On Sunday night, as I was making my way along the inside moat road admiring the little candles being placed along the sidewalk as part of the Loy Krathong festival, I ran into two of my friends Aek and Mix. They were on their way to meet friends to go to Amooga, a Thai barbeque restaurant, for dinner and invited me along. And by invited, I mean they told me I was coming along. I never made it to where the main festival activities were taking place. Instead, I had a much more satisfying evening spent with friends and experiencing a meal I wouldn’t have had the chance to experience otherwise.
Thai barbeque is a type of hot pot meal, although instead of boiling the food in the water, the steam and heat are used to grill the food on the top of the plate. The cooking plate is placed over a burner on the table and the trough around the edge is filled with water. To start, everyone fills a plate (or two or three) with whatever types of meats and vegetables they want to eat. The meat options ranged from steak and chicken to squid, and everything in between. Still not sure what half of the options were. Then the cooking and eating begins. My eyes were definitely bigger than my stomach. Not to worry though, the boys took care of finishing all the food on the table (much to my astonishment) and two bottles of SangSom The whole meal, including non-alcoholic beverages and coconut ice cream for dessert, cost 199 baht (or just under $7).

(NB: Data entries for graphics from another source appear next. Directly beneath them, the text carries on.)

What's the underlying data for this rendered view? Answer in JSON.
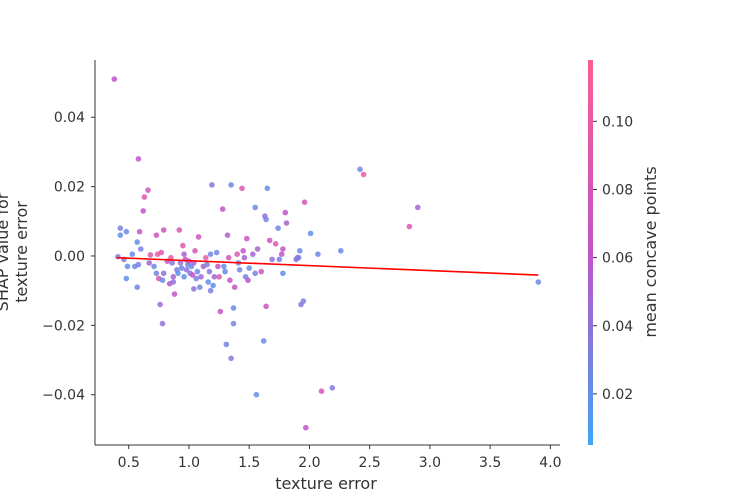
{
  "chart_data": {
    "type": "scatter",
    "title": "",
    "xlabel": "texture error",
    "ylabel_lines": [
      "SHAP value for",
      "texture error"
    ],
    "xlim": [
      0.22,
      4.08
    ],
    "ylim": [
      -0.0545,
      0.0565
    ],
    "xticks": [
      0.5,
      1.0,
      1.5,
      2.0,
      2.5,
      3.0,
      3.5,
      4.0
    ],
    "xtick_labels": [
      "0.5",
      "1.0",
      "1.5",
      "2.0",
      "2.5",
      "3.0",
      "3.5",
      "4.0"
    ],
    "yticks": [
      -0.04,
      -0.02,
      0.0,
      0.02,
      0.04
    ],
    "ytick_labels": [
      "−0.04",
      "−0.02",
      "0.00",
      "0.02",
      "0.04"
    ],
    "colorbar": {
      "label": "mean concave points",
      "range": [
        0.005,
        0.118
      ],
      "ticks": [
        0.02,
        0.04,
        0.06,
        0.08,
        0.1
      ],
      "tick_labels": [
        "0.02",
        "0.04",
        "0.06",
        "0.08",
        "0.10"
      ],
      "color_low": "#3ea5f5",
      "color_mid": "#c153c8",
      "color_high": "#fb5d93"
    },
    "trend_line": {
      "x": [
        0.4,
        3.9
      ],
      "y": [
        -0.0005,
        -0.0055
      ],
      "color": "#ff0000"
    },
    "grid": false,
    "points": [
      {
        "x": 0.38,
        "y": 0.051,
        "c": 0.06
      },
      {
        "x": 0.58,
        "y": 0.028,
        "c": 0.065
      },
      {
        "x": 0.66,
        "y": 0.019,
        "c": 0.08
      },
      {
        "x": 0.63,
        "y": 0.017,
        "c": 0.085
      },
      {
        "x": 0.62,
        "y": 0.013,
        "c": 0.06
      },
      {
        "x": 0.43,
        "y": 0.008,
        "c": 0.03
      },
      {
        "x": 0.48,
        "y": 0.007,
        "c": 0.025
      },
      {
        "x": 0.43,
        "y": 0.006,
        "c": 0.02
      },
      {
        "x": 0.59,
        "y": 0.007,
        "c": 0.07
      },
      {
        "x": 0.57,
        "y": 0.004,
        "c": 0.02
      },
      {
        "x": 0.6,
        "y": 0.002,
        "c": 0.03
      },
      {
        "x": 0.53,
        "y": 0.0005,
        "c": 0.02
      },
      {
        "x": 0.41,
        "y": -0.0002,
        "c": 0.03
      },
      {
        "x": 0.46,
        "y": -0.001,
        "c": 0.04
      },
      {
        "x": 0.49,
        "y": -0.003,
        "c": 0.02
      },
      {
        "x": 0.55,
        "y": -0.003,
        "c": 0.025
      },
      {
        "x": 0.58,
        "y": -0.0025,
        "c": 0.03
      },
      {
        "x": 0.48,
        "y": -0.0065,
        "c": 0.02
      },
      {
        "x": 0.57,
        "y": -0.009,
        "c": 0.025
      },
      {
        "x": 0.68,
        "y": 0.0003,
        "c": 0.09
      },
      {
        "x": 0.67,
        "y": -0.002,
        "c": 0.05
      },
      {
        "x": 0.73,
        "y": 0.006,
        "c": 0.075
      },
      {
        "x": 0.74,
        "y": 0.0005,
        "c": 0.1
      },
      {
        "x": 0.77,
        "y": 0.001,
        "c": 0.09
      },
      {
        "x": 0.79,
        "y": 0.0075,
        "c": 0.07
      },
      {
        "x": 0.71,
        "y": -0.003,
        "c": 0.025
      },
      {
        "x": 0.73,
        "y": -0.005,
        "c": 0.03
      },
      {
        "x": 0.75,
        "y": -0.0065,
        "c": 0.08
      },
      {
        "x": 0.79,
        "y": -0.005,
        "c": 0.04
      },
      {
        "x": 0.78,
        "y": -0.007,
        "c": 0.025
      },
      {
        "x": 0.76,
        "y": -0.014,
        "c": 0.045
      },
      {
        "x": 0.78,
        "y": -0.0195,
        "c": 0.04
      },
      {
        "x": 0.82,
        "y": -0.0015,
        "c": 0.06
      },
      {
        "x": 0.85,
        "y": -0.0005,
        "c": 0.1
      },
      {
        "x": 0.86,
        "y": -0.002,
        "c": 0.04
      },
      {
        "x": 0.87,
        "y": -0.006,
        "c": 0.05
      },
      {
        "x": 0.84,
        "y": -0.008,
        "c": 0.06
      },
      {
        "x": 0.87,
        "y": -0.0075,
        "c": 0.04
      },
      {
        "x": 0.88,
        "y": -0.011,
        "c": 0.065
      },
      {
        "x": 0.92,
        "y": 0.0075,
        "c": 0.08
      },
      {
        "x": 0.9,
        "y": -0.004,
        "c": 0.03
      },
      {
        "x": 0.91,
        "y": -0.005,
        "c": 0.02
      },
      {
        "x": 0.93,
        "y": -0.002,
        "c": 0.045
      },
      {
        "x": 0.94,
        "y": -0.0035,
        "c": 0.025
      },
      {
        "x": 0.95,
        "y": 0.003,
        "c": 0.09
      },
      {
        "x": 0.96,
        "y": 0.0005,
        "c": 0.05
      },
      {
        "x": 0.97,
        "y": -0.001,
        "c": 0.07
      },
      {
        "x": 0.98,
        "y": -0.004,
        "c": 0.04
      },
      {
        "x": 0.96,
        "y": -0.006,
        "c": 0.02
      },
      {
        "x": 0.99,
        "y": -0.0025,
        "c": 0.025
      },
      {
        "x": 1.0,
        "y": -0.0015,
        "c": 0.06
      },
      {
        "x": 1.01,
        "y": -0.005,
        "c": 0.035
      },
      {
        "x": 1.02,
        "y": -0.003,
        "c": 0.02
      },
      {
        "x": 1.03,
        "y": -0.0055,
        "c": 0.065
      },
      {
        "x": 1.04,
        "y": -0.002,
        "c": 0.05
      },
      {
        "x": 1.05,
        "y": 0.0015,
        "c": 0.08
      },
      {
        "x": 1.04,
        "y": -0.0095,
        "c": 0.04
      },
      {
        "x": 1.06,
        "y": -0.0065,
        "c": 0.03
      },
      {
        "x": 1.07,
        "y": -0.0045,
        "c": 0.025
      },
      {
        "x": 1.08,
        "y": 0.0055,
        "c": 0.07
      },
      {
        "x": 1.09,
        "y": -0.009,
        "c": 0.025
      },
      {
        "x": 1.1,
        "y": -0.006,
        "c": 0.045
      },
      {
        "x": 1.12,
        "y": -0.003,
        "c": 0.05
      },
      {
        "x": 1.14,
        "y": -0.0005,
        "c": 0.1
      },
      {
        "x": 1.15,
        "y": -0.0025,
        "c": 0.03
      },
      {
        "x": 1.16,
        "y": -0.0075,
        "c": 0.02
      },
      {
        "x": 1.17,
        "y": -0.0045,
        "c": 0.035
      },
      {
        "x": 1.18,
        "y": 0.0005,
        "c": 0.03
      },
      {
        "x": 1.18,
        "y": -0.01,
        "c": 0.03
      },
      {
        "x": 1.19,
        "y": 0.0205,
        "c": 0.04
      },
      {
        "x": 1.2,
        "y": -0.0085,
        "c": 0.02
      },
      {
        "x": 1.21,
        "y": -0.006,
        "c": 0.05
      },
      {
        "x": 1.23,
        "y": 0.001,
        "c": 0.025
      },
      {
        "x": 1.24,
        "y": -0.003,
        "c": 0.06
      },
      {
        "x": 1.25,
        "y": -0.006,
        "c": 0.085
      },
      {
        "x": 1.26,
        "y": -0.016,
        "c": 0.06
      },
      {
        "x": 1.28,
        "y": 0.0135,
        "c": 0.065
      },
      {
        "x": 1.29,
        "y": -0.003,
        "c": 0.02
      },
      {
        "x": 1.3,
        "y": -0.0045,
        "c": 0.025
      },
      {
        "x": 1.31,
        "y": -0.0255,
        "c": 0.03
      },
      {
        "x": 1.32,
        "y": 0.006,
        "c": 0.05
      },
      {
        "x": 1.33,
        "y": -0.0005,
        "c": 0.08
      },
      {
        "x": 1.34,
        "y": -0.007,
        "c": 0.07
      },
      {
        "x": 1.35,
        "y": 0.0205,
        "c": 0.025
      },
      {
        "x": 1.35,
        "y": -0.0295,
        "c": 0.04
      },
      {
        "x": 1.37,
        "y": -0.015,
        "c": 0.025
      },
      {
        "x": 1.37,
        "y": -0.0195,
        "c": 0.03
      },
      {
        "x": 1.38,
        "y": -0.009,
        "c": 0.07
      },
      {
        "x": 1.4,
        "y": 0.0005,
        "c": 0.09
      },
      {
        "x": 1.41,
        "y": -0.002,
        "c": 0.03
      },
      {
        "x": 1.42,
        "y": -0.004,
        "c": 0.025
      },
      {
        "x": 1.44,
        "y": 0.0195,
        "c": 0.085
      },
      {
        "x": 1.45,
        "y": 0.0015,
        "c": 0.06
      },
      {
        "x": 1.46,
        "y": -0.0005,
        "c": 0.05
      },
      {
        "x": 1.47,
        "y": -0.006,
        "c": 0.03
      },
      {
        "x": 1.48,
        "y": 0.005,
        "c": 0.07
      },
      {
        "x": 1.49,
        "y": -0.007,
        "c": 0.06
      },
      {
        "x": 1.5,
        "y": -0.0035,
        "c": 0.02
      },
      {
        "x": 1.53,
        "y": 0.0005,
        "c": 0.05
      },
      {
        "x": 1.55,
        "y": 0.014,
        "c": 0.025
      },
      {
        "x": 1.55,
        "y": -0.005,
        "c": 0.03
      },
      {
        "x": 1.57,
        "y": 0.002,
        "c": 0.05
      },
      {
        "x": 1.56,
        "y": -0.04,
        "c": 0.02
      },
      {
        "x": 1.6,
        "y": -0.0045,
        "c": 0.07
      },
      {
        "x": 1.62,
        "y": -0.0245,
        "c": 0.025
      },
      {
        "x": 1.63,
        "y": 0.0115,
        "c": 0.04
      },
      {
        "x": 1.64,
        "y": 0.0105,
        "c": 0.03
      },
      {
        "x": 1.64,
        "y": -0.0145,
        "c": 0.07
      },
      {
        "x": 1.65,
        "y": 0.0195,
        "c": 0.02
      },
      {
        "x": 1.67,
        "y": 0.0045,
        "c": 0.07
      },
      {
        "x": 1.69,
        "y": -0.001,
        "c": 0.04
      },
      {
        "x": 1.72,
        "y": 0.0035,
        "c": 0.09
      },
      {
        "x": 1.74,
        "y": 0.008,
        "c": 0.025
      },
      {
        "x": 1.75,
        "y": -0.001,
        "c": 0.03
      },
      {
        "x": 1.77,
        "y": 0.0005,
        "c": 0.06
      },
      {
        "x": 1.78,
        "y": 0.002,
        "c": 0.06
      },
      {
        "x": 1.78,
        "y": -0.005,
        "c": 0.02
      },
      {
        "x": 1.8,
        "y": 0.0125,
        "c": 0.06
      },
      {
        "x": 1.81,
        "y": 0.0095,
        "c": 0.05
      },
      {
        "x": 1.89,
        "y": -0.001,
        "c": 0.04
      },
      {
        "x": 1.9,
        "y": -0.0005,
        "c": 0.05
      },
      {
        "x": 1.91,
        "y": -0.0005,
        "c": 0.03
      },
      {
        "x": 1.92,
        "y": 0.0015,
        "c": 0.025
      },
      {
        "x": 1.93,
        "y": -0.014,
        "c": 0.04
      },
      {
        "x": 1.95,
        "y": -0.013,
        "c": 0.03
      },
      {
        "x": 1.96,
        "y": 0.0155,
        "c": 0.08
      },
      {
        "x": 1.97,
        "y": -0.0495,
        "c": 0.06
      },
      {
        "x": 2.01,
        "y": 0.0065,
        "c": 0.02
      },
      {
        "x": 2.07,
        "y": 0.0005,
        "c": 0.025
      },
      {
        "x": 2.1,
        "y": -0.039,
        "c": 0.08
      },
      {
        "x": 2.19,
        "y": -0.038,
        "c": 0.035
      },
      {
        "x": 2.26,
        "y": 0.0015,
        "c": 0.025
      },
      {
        "x": 2.42,
        "y": 0.025,
        "c": 0.025
      },
      {
        "x": 2.45,
        "y": 0.0235,
        "c": 0.1
      },
      {
        "x": 2.83,
        "y": 0.0085,
        "c": 0.085
      },
      {
        "x": 2.9,
        "y": 0.014,
        "c": 0.05
      },
      {
        "x": 3.9,
        "y": -0.0075,
        "c": 0.025
      }
    ]
  }
}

On the way back to the old town, we stopped to launch a krathong. My krathong had banana leaves folded into intricate points, giant yellow marigolds and purple orchids. I lit my joss stick (incense) and the candle. Keeping the candle lit proved to be a futile task in the light breeze that had started blowing. Placing a few strands of hair on the krathong, I made my wish and let it go in the Mae Ping (river). Sadly, I don’t think my krathong made it very far as it had trouble catching the current and ended up bunched against a branch with several other krathong. Still, just maybe my misfortunes will be floated away and my wish will be granted.
Rain, Rain Go Away…
November is a transition from rainy season to cool season in Chiang Mai. The warm daily rains of the wet season are replaced with sporatic cooler evening storms. Many days the clouds just threaten. The last two nights though we have been graced with torrential rains. The first night I was caught on the other side of the old town with my motorbike. I had forgot how cold riding a motorbike in the rain can truly be. Even on the short journet back to the Blue House, I found myself trying to take as much advantage of the heat of the other cars as possible.
One of the Loy Krathong events is a parade showcasing brightly lit, highly ornate floats bearing the winners and contestants in the Noppamas Queen beauty contest. All of the floats and participants were staging when the rain started falling. All the beautiful women, dressed in their finest were rescued from their floats as fast as possible and all the parade participants went scurrying for cover. I headed home as quickly as possible, lacking either a rain poncho or an umbrella, assuming the parade was cancelled given the torrential rain that we had all night.
The other downside to the rains is the number of mosquitoes. The voracious mosquitoes take any opportunity to grab a drink of blood. Finally resorted to buying some mosquito repellent. I think the mosquitoes are just laughing at it though as I’ve managed to continue to amass welts from bites.
I am also now the proud owner of an adorable blue umbrella with a polka dot trim. Hopefully I don’t have to use it too much, especially while riding my motorbike.